Subodh Dubey and others v. State of U. P. and another
2010-01-13
VINEET SARAN
body2010
DigiLaw.ai
Vineet Saran, J.;- Heard learned counsel for the petitioners as well as learned A.G.A. appearing for the State respondent and have perused the record. By means of this petition the accused-petitioners have challenged the orders dated 7.9.2009 and 21.10.2009 passed by the Sessions Court whereby the application of the accused-petitioners for recall and re-examination of a witness under section 311 Cr.P.C. has been rejected. 2. The accused-petitioners have been charged under section 302/201 read with section 34 I.P.C. regarding which trial has been going on since the year 2005. The witness in question who is sought to be recalled is P.W.5 Bajrang Bali Yadav who was examined on 8.1.2008, 25.2.2008 and 9.2.2009. Thereafter on 27.8.2009 an application was filed by the accused-petitioners for recalling the said witness merely on the ground that "due to over sight some questions regarding the statements of P.W.1, P.W.2 and P.W.3 recorded by the Investigating Officer Bajrang Bali Yadav could not be put to him". Along with the said application of the accused-petitioners, another application for producing a defence witness had also been made. By an order dated 7.9.2009 the Sessions Court allowed the application of the accused-petitioners for producing the defence witness, whereas it rejected the application under section 311 Cr.P.C. for recall and re-examination of the witness P.W.5 Bajrang Bali Yadav primarily on the ground that there was delay in moving the application and that the statement and cross examination of the said witness ran into 12 pages and that no good ground has been shown in the application for invoking the jurisdiction under section 311 Cr.P.C. 3. After the said order was passed, the accused-petitioners filed yet another application on 8.10.2009 under section 311 Cr.P.C. with the same prayer for recall and re-examination of the witness P.W.5. The said application has been rejected by the Sessions Court on 21.10.2009 primarily on the ground that the second application with the same prayer is not maintainable and that the Court does not have the power of reviewing its earlier order. 4. Learned counsel for the accused-petitioners has submitted that the power under section 311 Cr.P.C. can be invoked for securing the ends of justice and for the just decision of the case. In support of his submission reliance has been placed on a decision of the Apex Court in the case of Godrej Pacific Tech.
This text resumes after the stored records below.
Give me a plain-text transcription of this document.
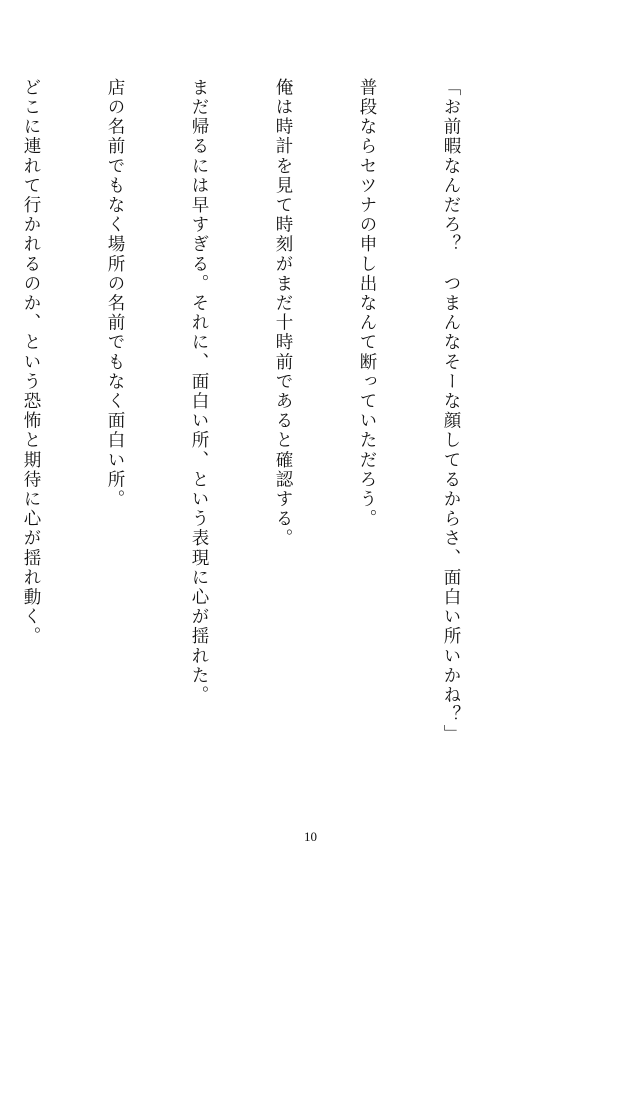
「お前暇なんだろ？　つまんなそーな顔してるからさ、面白い所いかね？」

普段ならセツナの申し出なんて断っていただろう。

俺は時計を見て時刻がまだ十時前であると確認する。

まだ帰るには早すぎる。それに、面白い所、という表現に心が揺れた。

店の名前でもなく場所の名前でもなく面白い所。

どこに連れて行かれるのか、という恐怖と期待に心が揺れ動く。

10
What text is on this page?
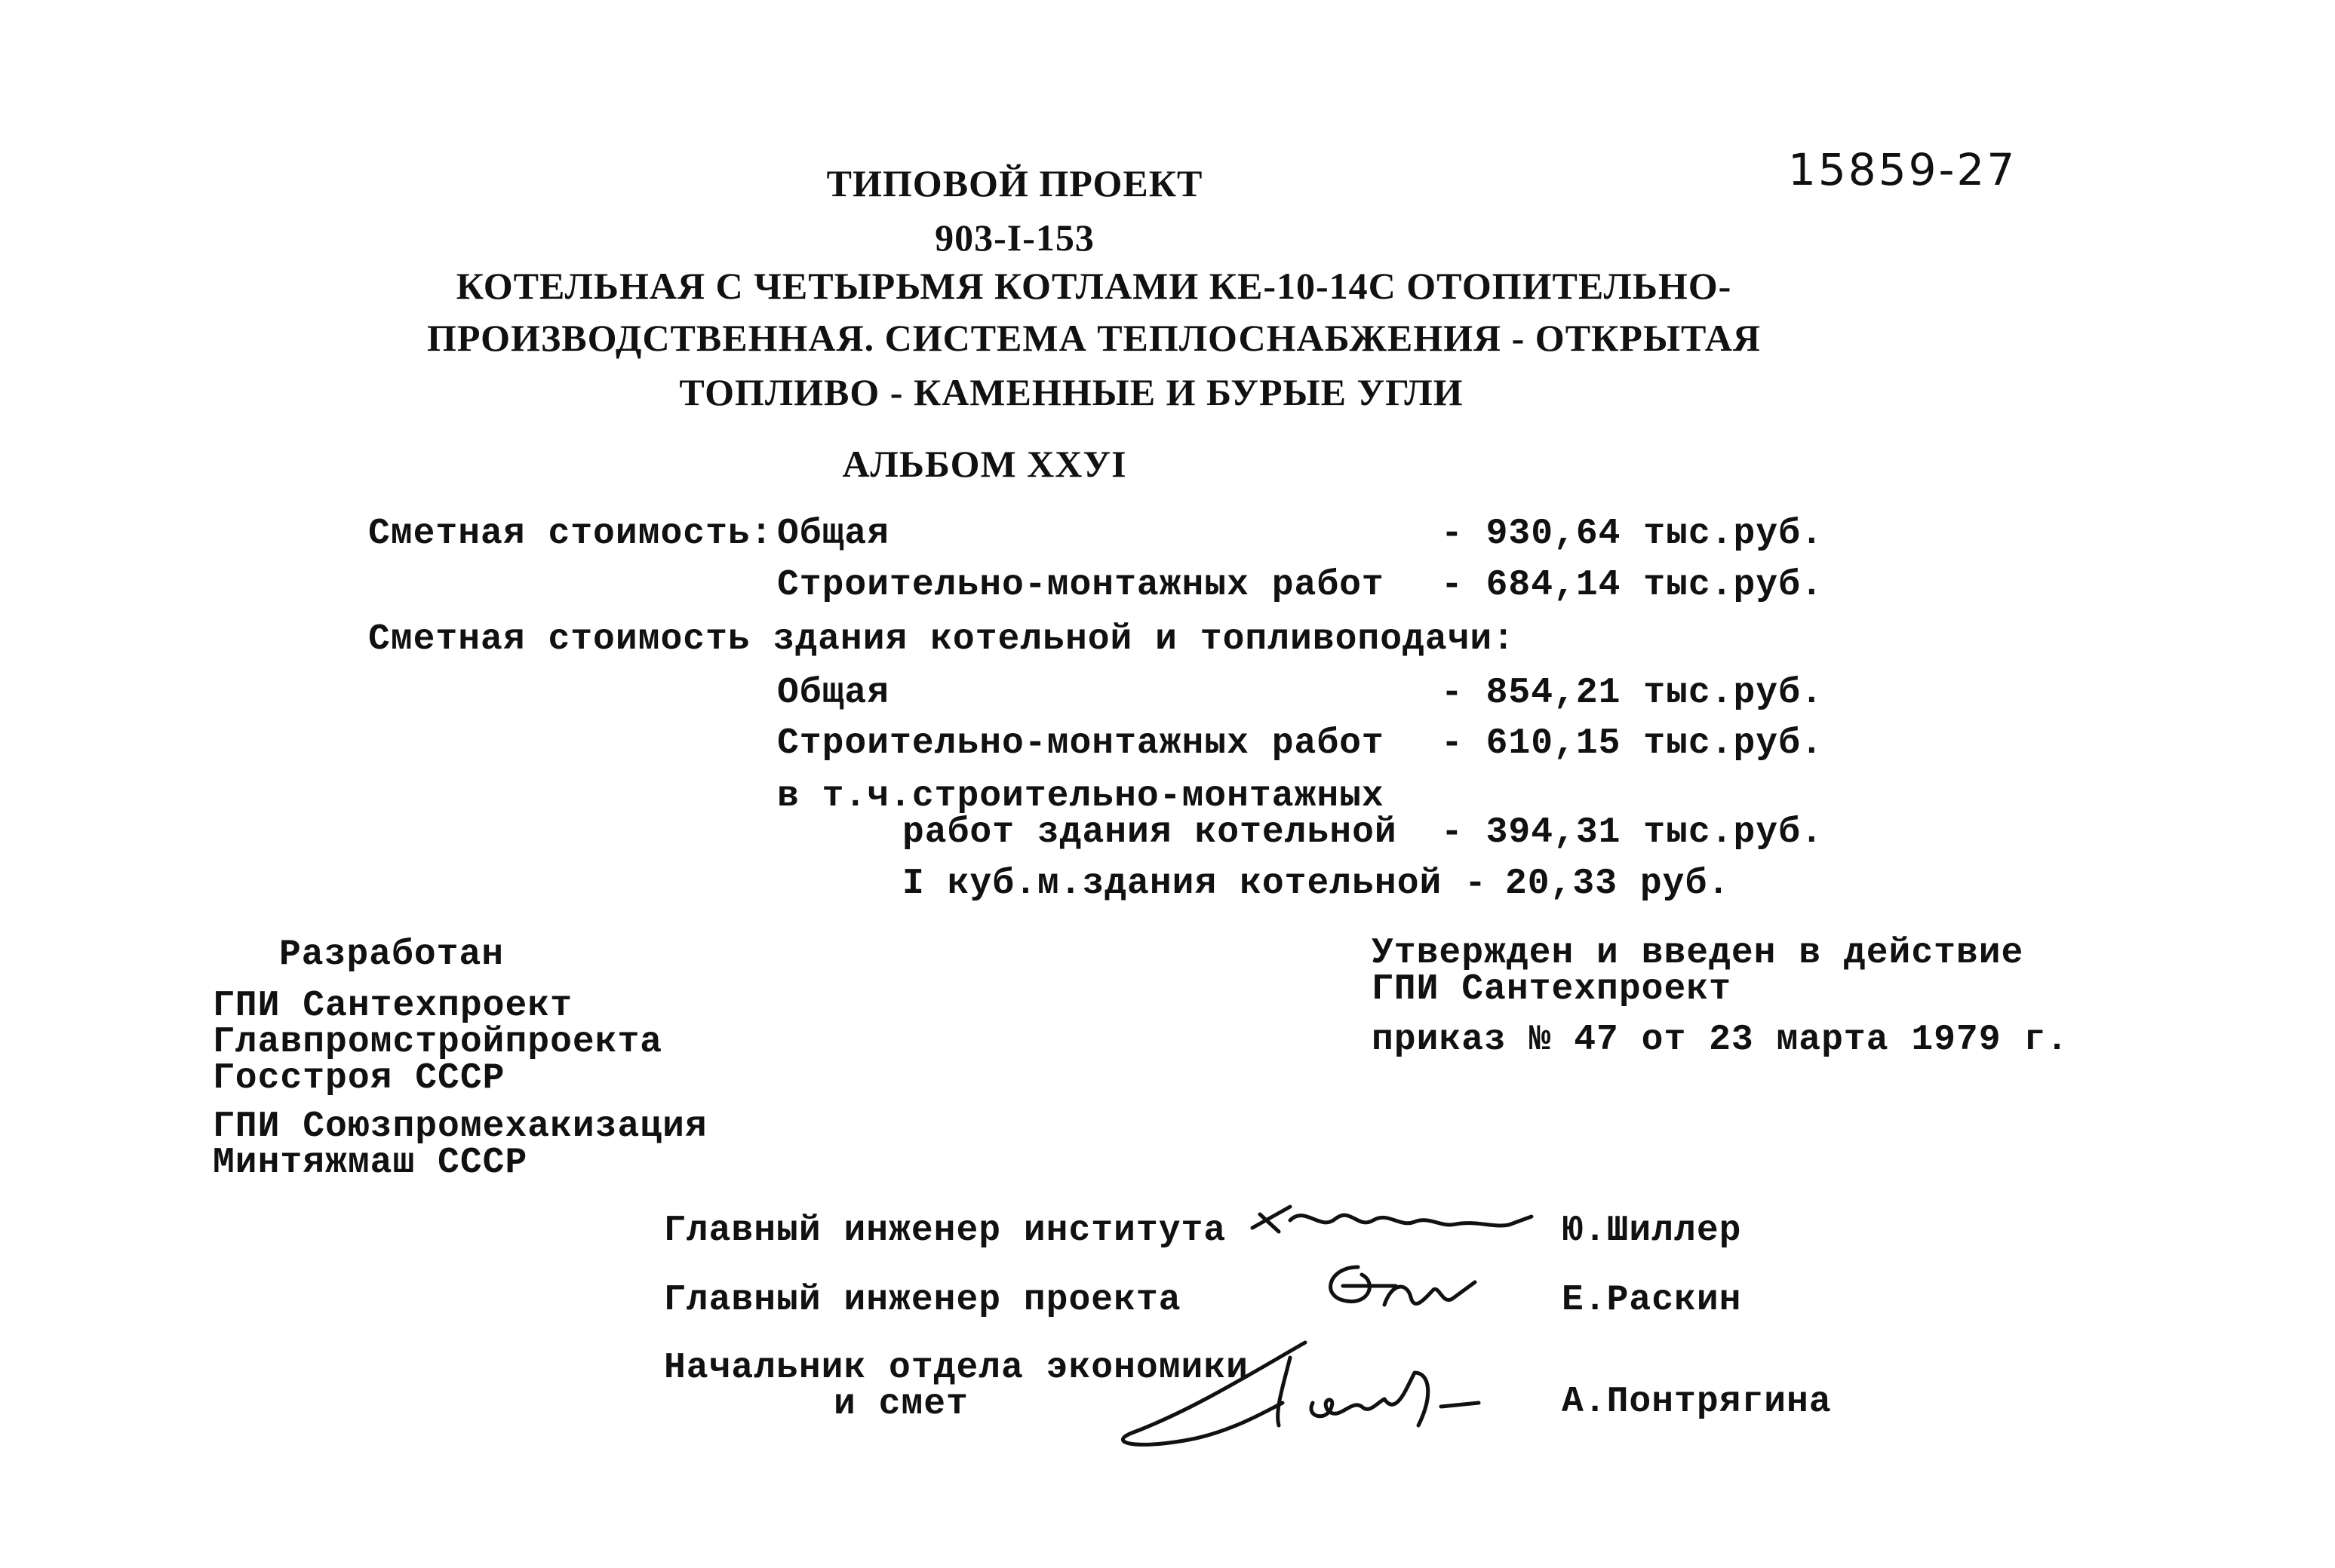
15859-27
ТИПОВОЙ ПРОЕКТ
903-I-153
КОТЕЛЬНАЯ С ЧЕТЫРЬМЯ КОТЛАМИ КЕ-10-14С ОТОПИТЕЛЬНО-
ПРОИЗВОДСТВЕННАЯ. СИСТЕМА ТЕПЛОСНАБЖЕНИЯ - ОТКРЫТАЯ
ТОПЛИВО - КАМЕННЫЕ И БУРЫЕ УГЛИ
АЛЬБОМ XXУI
Сметная стоимость: Общая	- 930,64 тыс.руб.
Строительно-монтажных работ - 684,14 тыс.руб.
Сметная стоимость здания котельной и топливоподачи:
Общая	- 854,21 тыс.руб.
Строительно-монтажных работ - 610,15 тыс.руб.
в т.ч.строительно-монтажных
работ здания котельной - 394,31 тыс.руб.
I куб.м.здания котельной - 20,33 руб.
Разработан
ГПИ Сантехпроект
Главпромстройпроекта
Госстроя СССР
ГПИ Союзпромехакизация
Минтяжмаш СССР
Утвержден и введен в действие
ГПИ Сантехпроект
приказ № 47 от 23 марта 1979 г.
Главный инженер института	Ю.Шиллер
Главный инженер проекта	Е.Раскин
Начальник отдела экономики
и смет	А.Понтрягина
4. Learned counsel for the accused-petitioners has submitted that the power under section 311 Cr.P.C. can be invoked for securing the ends of justice and for the just decision of the case. In support of his submission reliance has been placed on a decision of the Apex Court in the case of Godrej Pacific Tech. Limited vs. Computer Joint India Limited (2008) 11 S.C.C. 108 . I have perused the same and in my view the ratio of the said judgment would not be applicable in the facts of the present case. 5. In the application which was initially filed by the accused-petitioners no good ground was given because of which it could be said that it was necessary to recall the witness P.W.5 for the just decision of the case. In any case, the statement of the said witness P.W.5 ran into 12 long pages and it was after more than six months of the closing of his evidence that the accused-petitioners filed an application for recalling the said witness. No doubt the Court has the power of its own also to recall and re-examine a witness under section 311 Cr.P.C. if in the opinion of the Court it is essential for the just decision of the case but in the present case neither such circumstances were found by the Court to exercise that power suo moto nor had any good ground been given in the application filed by the accused-petitioners for the trial court to have exercised such power. After the rejection of the first application under section 311 Cr.P.C. the accused-petitioners filed another detailed application which, in my opinion, was rightly rejected by the trial court as there was no power for reviewing the earlier order passed by the same court. Further, after one application under section 311 Cr.P.C. is rejected, the accused cannot be permitted to file another application on different grounds (even when the same existed when the first application was filed) and thus delay the disposal of the case. 6. As has already been stated above, the power under section 311 Cr.P.C. can be exercised by the Court on an application filed by the accused or of its own but only when if the recall and re-examination of any such witness appears to the Court to be essential for the just decision of the case. Such is not the position in the present case.
Such is not the position in the present case. Merely because some questions remained to be put to a particular witness and the said lacuna struck to the counsel after six months of the closing of the evidence of such witness, in my view, it would not be a sufficient ground for invoking the jurisdiction under section 311 Cr.P.C. In the facts of the present case, it clearly appears that the attempt and effort of the accused-petitioners is only to delay the conclusion of the trial as they have already filed two applications before the trial court and have also approached this Court by way of filing a Criminal Revision no. 5044 of 2009 which was withdrawn on 8.12.2009 with liberty to file a petition under section 482 Cr.P.C. From the above it is clear that the attempt of the accused-petitioners is only to prolong the proceedings before the trial court. In such facts, the act of the petitioners actually amounts to abuse of the process of Court. 7. In view of the above discussions, I do not find it to be a fit case for invoking the inherent powers of this Court under section 482 Cr.P.C. This petition is, thus, dismissed, however, with the observation that the trial court shall expedite the hearing of the case and conclude the same, preferably, within six months. The Registrar-General of this Court is directed to send a copy of this order to the trial court for necessary compliance.